Tenemos una faceta trascendente: aspiramos a sobrepasar el aquí y ahora de lo sensible. Este anhelo nuestro, del que no existen ni vestigios en otras especies, comporta vaciarse o llenarse en la realidad de un modo que no tiene que ver con nuestras otras experiencias y necesidades. Sea mediante un afecto religioso de disolución en lo absoluto, en un arrobamiento estético o en cualquiera de sus otras manifestaciones, buscamos alguna forma de ultimidad, porque este mundo se nos queda pequeño y algo tira de nosotros hacia lo sublime.
En la Encyclopédie, Louis de Jaucourt define lo sublime como «todo lo que nos eleva por encima de lo que éramos, y al mismo tiempo nos hace sentir esa elevación». Estamos sobredimensionados, optamos al infinito. El «cielo estrellado sobre mí» de Kant, las estatuas de la Isla de Pascua, el último movimiento —Resurrección— de la Segunda Sinfonía de Mahler, el desierto de Kalahari al caer la noche o la claraboya de una iglesia: puede uno inclinarse a una posibilidad u otra, lo que no puede uno es denigrarlas todas sin ponerse en evidencia. «Pusilla res est hominis anima, sed ingens res est contemptus animae»; como escribió Séneca en sus Cuestiones naturales: el alma es una cosa pequeña, pero es cosa tremenda el desprecio del alma.
Al trascender cedemos gozosamente ante un poder que se nos impone. Atisbamos una grandeza indecible y nos entregamos en un plano que no es biológico ni social ni afectivo, en un nivel que tiene sus propias hechuras y reglas. De algún modo, no es algo que hacemos, sino que nos ocurre, aunque por supuesto pueda uno predisponerse. Por eso decía Jiddu Krishnamurti que no es posible dirigir el viento, pero hay que dejar las ventanas abiertas.
Trascender es afrontar lo indescifrable.
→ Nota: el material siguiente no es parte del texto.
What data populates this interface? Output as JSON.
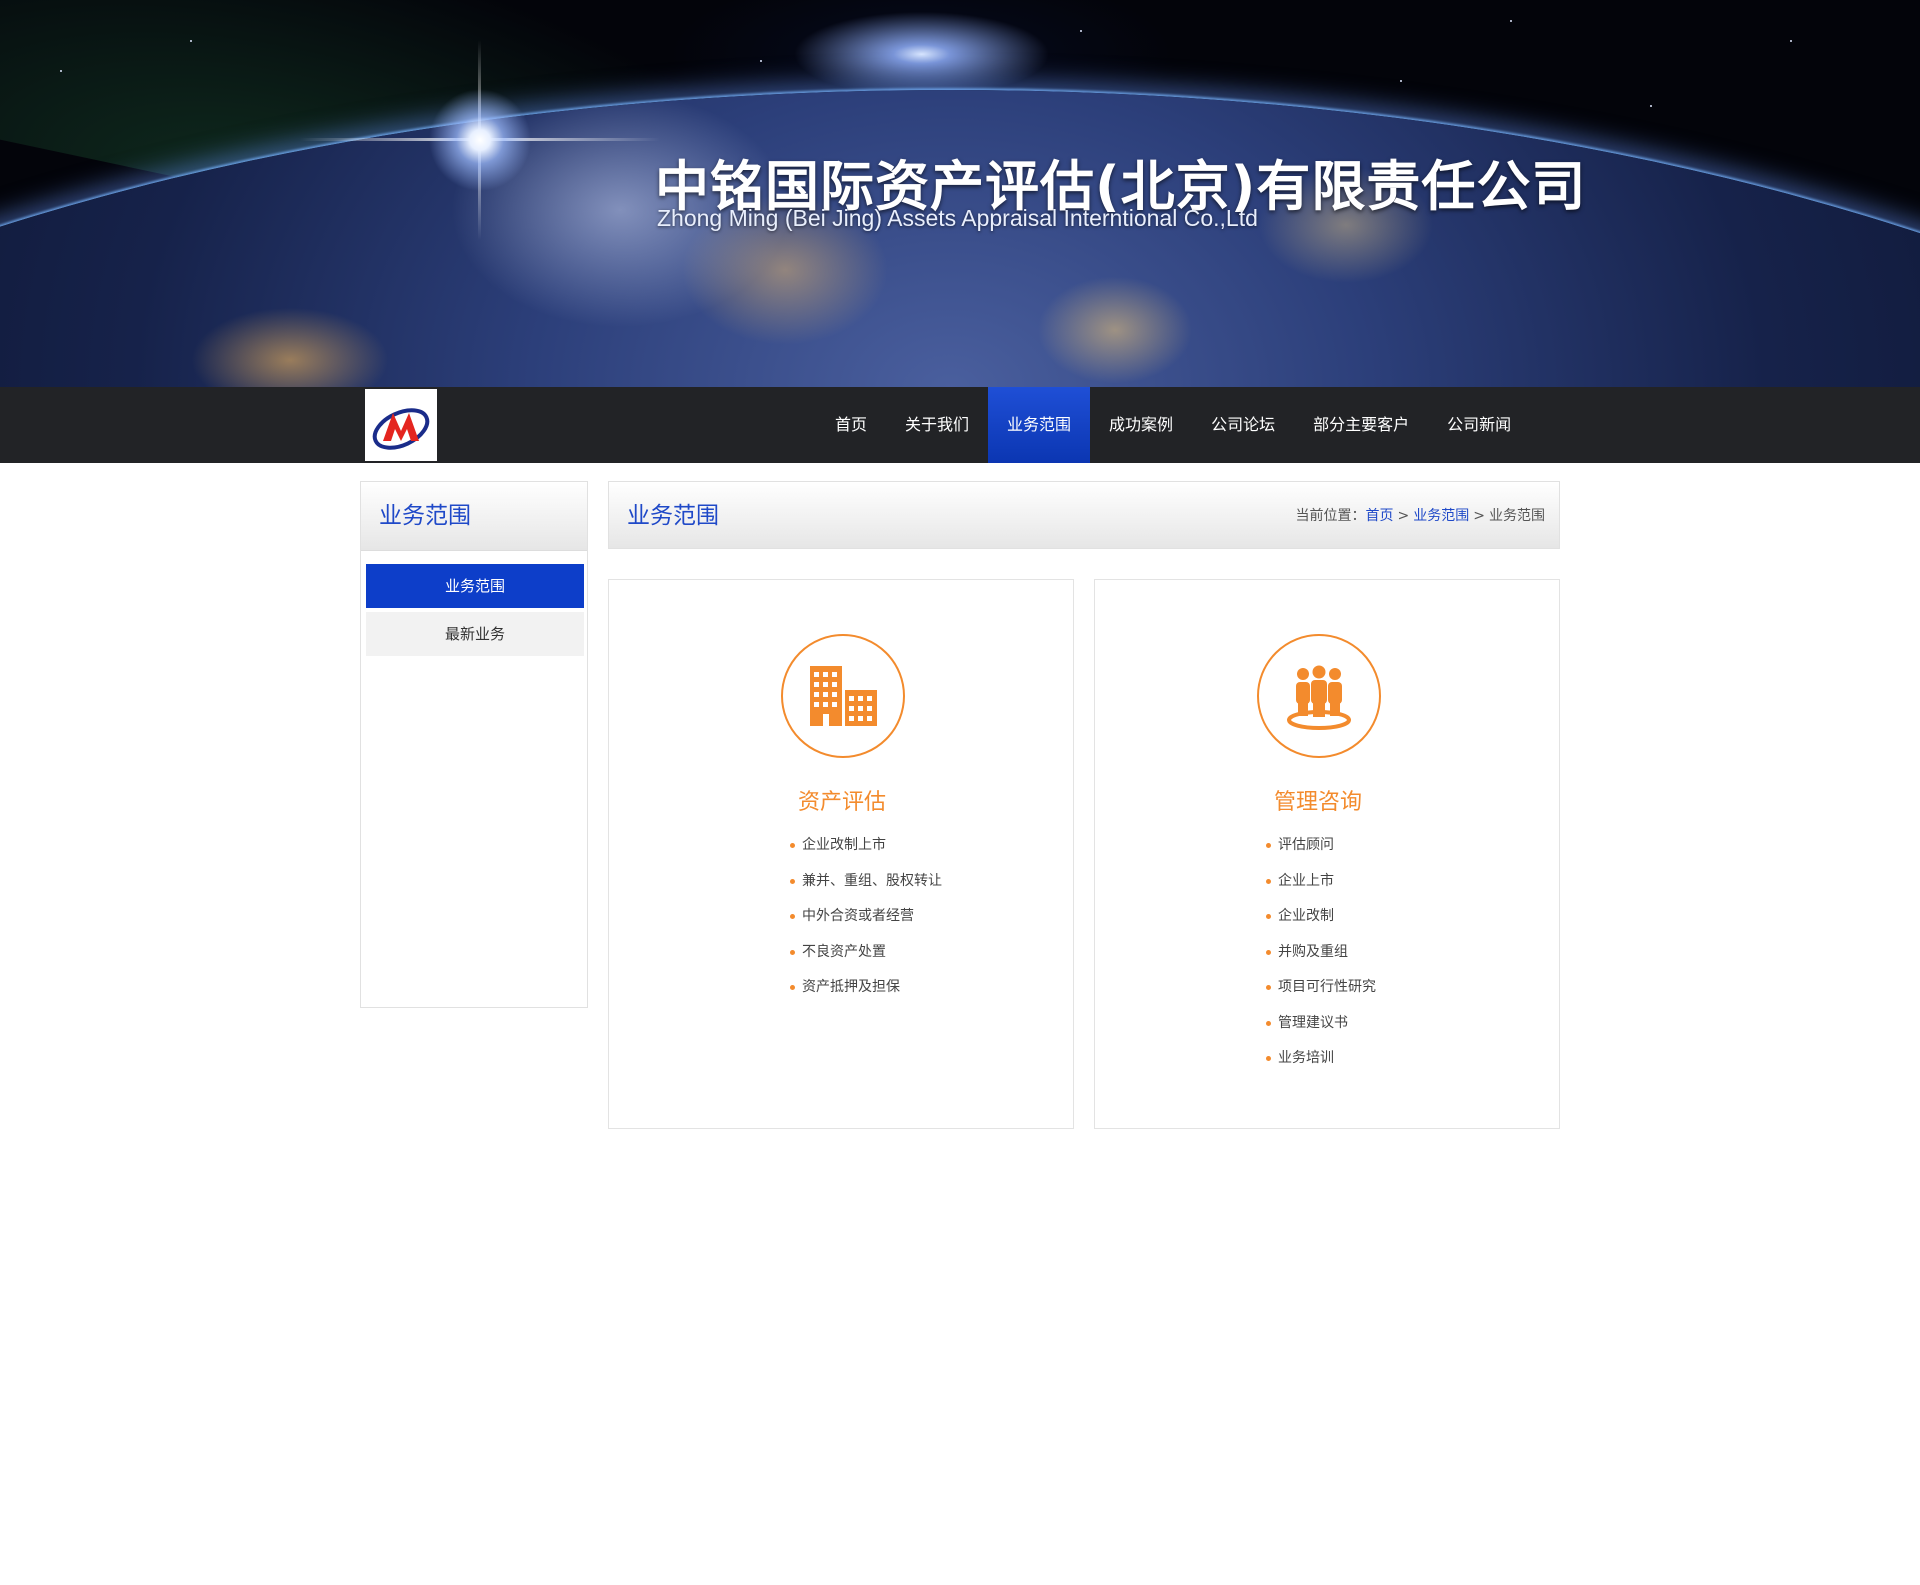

Se instaura una economía imposible: sacar de casi nada un rédito extraordinario, la multiplicación de los panes y los peces. Un austero retiro en un convento, un gong cadencioso, la danza de los derviches… La mística tiene una base prosaica desde la que obtiene resultados insólitos. No hay experiencia más universal y democrática: cualquiera puede pensar lo incognoscible y querer por encima de todos sus deseos. El contemplativo se empequeñece y así se agranda, esa es la esencia de su particular milagro.
Lo insondable hace sentir una seguridad categórica que no admite racionalización. Es la máxima independencia a través de la máxima dependencia escogida, sucumbir por decisión propia a una fuerza irresistible. Pero no es un pasatiempo, ni es fácil; se vislumbra un acantilado, se camina entre riscos. Schiller anota en Lo sublime que, «para que la razón busque refugio en la idea de libertad, debe estar en juego algo grave».
Intelecto y emoción empujan al hombre a esta terra ignota. Una vez allí, lo dejan solo en un no-espacio y un no-tiempo en el que solo puede adentrarse de puntillas. Entre fogones, en medio de un olivar, de rodillas ante un altar se entabla una conversación con la realidad misma, se busca una conjunción con Dios, la humanidad entera o el cosmos (valga la redundancia). Hay dialectos, pero es universal el lenguaje porque lo es la experiencia. Tal vez lo de menos sea la vía. Hace unos años, después de una conferencia en Francia, al dalái lama se le acercó un señor que le dijo que tras escucharle pensaba renunciar al cristianismo para hacerse budista. La respuesta del dalái fue antológica: «¿Por qué va a hacer eso? ¡Si el cristianismo está muy bien!».
Los seres humanos nos procuramos realidades ultraterrenas en un visaje de expansión irrazonable. Shelley denominó a este gesto «el deseo de la polilla por la estrella»; una pretensión desorbitada. Si la trascendencia emparenta naturalmente con la moral, el amor y la belleza es porque las cuatro constituyen lujos orgánicos, extraños idiomas preciosos que, hasta donde nos consta, solo nosotros hablamos en el universo.
Esta quemazón por lo Otro es un fuego común que, no obstante, puede ser pabilo titubeante o bosque en llamas. La realicemos o no, la capacidad de trascender nos caracteriza. Cuando esta posibilidad se eclipsa, permanece latente, y el hueco que resulta puede incluso medirse, pues tarde o temprano aflora, ya sea en forma de mera insatisfacción o con trazas patológicas. Como explicaba José Ortega y Gasset, «el hombre a veces no tiene manos; pero entonces no es tampoco un hombre, sino un hombre manco».